Il attend 125 personnes, dûment inscrites, de 12 à 46 ans, venant de toute la région, et même de Poitiers, de Soisson, de Strasbourg, de Paris. Le plus grand jeu de rôles de l’Est de la France.
Un week-end de combats
Pendant deux jours, les samedi 8 et dimanche 9 mai, ces amateurs vont investir l’espace situé sur les coteaux de Lay-Saint-Christophe, dans la forêt, jusqu’à l’Etang vers Faulx: 4 km. Où se dérouleront les combats d’une aventure médiévale fantastique: « Un passé imaginaire, où il n ‘y a ni arme à feu, ni poudre, mais des épées, des haches, des poignards (en mousse).»
Des humains, mais aussi des elfes et des orques s’affronteront dans des combats épiques, où la part d’imagination n’aura de sublime que le respect d’une logique des personnages, inventés, comme l’histoire, par ce club de quelque vingt-cinq joueurs, passionnés de ces jeux de rôles inventés aux Etats-Unis par Gary Gigax, s’inspirant lui-même des œuvres de Tolkien. Le club du foyer rural de Bouxières-aux-Dames s’est créé il y a cinq ans, avec une poignée de ces gamins passionnés du jeu de rôles, autour d’une table.
Ils ont commencé à organiser leurs premiers jeux grandeur nature, il y a trois ans. Ils étaient 60 en 1991, 80 en 1992. 125 cette année.
Des personnages en nuancesC’est le club qui a mis au point l’histoire, le cadre, l’époque, et élaboré les personnages. Les inscrits ont reçu des questionnaires, où ils décrivent le héros, ou l’antihéros, qu’ils souhaitent incarner. On leur a donné un nom (Prior Attanck, Ralph Yeux Noirs). Philippe leur a envoyé en retour une « histoire personnelle ». Prior est par exemple un marchand. Philippe décrit sa personnalité, ses défis, ses enjeux, ses ennemis, ses amis, ses objectifs, son caractère. « Ni les bons d’un côté, ni les méchants de l’autre. Mais des personnages tout en nuances» expliquent les jeunes organisateurs, qui sont à la fois responsables du scénario, de l’immense scène forestière où se déroule action, jour et nuit, et de l ‘intendance. « Chez nous, les (trois repas sont appréciés» souligne Isabelle. « C’est le moment où l’on redevient un peu soi-même, où l’on se rencontre. La nourriture, c’est important.

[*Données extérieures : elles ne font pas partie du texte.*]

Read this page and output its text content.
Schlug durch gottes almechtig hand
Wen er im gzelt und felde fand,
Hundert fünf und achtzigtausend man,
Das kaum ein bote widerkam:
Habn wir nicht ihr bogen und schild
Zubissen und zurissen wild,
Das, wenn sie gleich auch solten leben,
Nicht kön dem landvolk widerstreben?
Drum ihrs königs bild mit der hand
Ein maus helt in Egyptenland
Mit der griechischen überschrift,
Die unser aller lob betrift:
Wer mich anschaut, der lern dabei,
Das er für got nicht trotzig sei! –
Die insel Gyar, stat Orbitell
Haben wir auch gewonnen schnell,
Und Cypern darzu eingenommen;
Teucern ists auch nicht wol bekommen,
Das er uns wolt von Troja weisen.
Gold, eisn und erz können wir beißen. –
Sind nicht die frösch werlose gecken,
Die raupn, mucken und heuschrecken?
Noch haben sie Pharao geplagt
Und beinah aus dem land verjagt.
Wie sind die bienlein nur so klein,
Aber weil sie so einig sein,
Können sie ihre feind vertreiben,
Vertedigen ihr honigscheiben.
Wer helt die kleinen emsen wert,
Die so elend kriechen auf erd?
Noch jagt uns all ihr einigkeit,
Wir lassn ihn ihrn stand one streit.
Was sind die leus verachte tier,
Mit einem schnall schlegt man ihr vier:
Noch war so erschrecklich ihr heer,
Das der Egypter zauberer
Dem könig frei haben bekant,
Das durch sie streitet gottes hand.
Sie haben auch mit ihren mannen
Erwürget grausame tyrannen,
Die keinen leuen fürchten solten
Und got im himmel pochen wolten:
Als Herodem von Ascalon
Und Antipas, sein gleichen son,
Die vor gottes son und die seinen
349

Quand on sent griller les cochons de lait à la broche hum!»
La communication organisée
« C’est le seul jeu qui permet à des jeunes de rêver en groupe, avec une règle, une discipline, et une création commente Joël. « Ca nous apprend à communiquer, à improviser, à entrer en relation avec d’autres, à nous organiser » reconnaissent Jean Yves, Philippe, et Isabelle.
Si vous rencontrez ces étranges chevaliers en costume et en armes dans les bois de Bouxières ce week-end, ne soyez pas surpris. Ils ne vous verront pas. Ne craignez rien. Vous faites partie du décor. Une autre manière de jouer un rôle…
C’était encore l’âge d’or du jeu de rôle. Un temps de sérénité, où l’on pouvait s’adonner à notre passion, sans se justifier. Cela n’allait pas durer, mais c’est une autre histoire…
Après cinq grandeur nature organisés, plusieurs participations à d’autres, notamment chez nos amis vosgiens Les Maîtres de la Table Rôle, une page se tourne.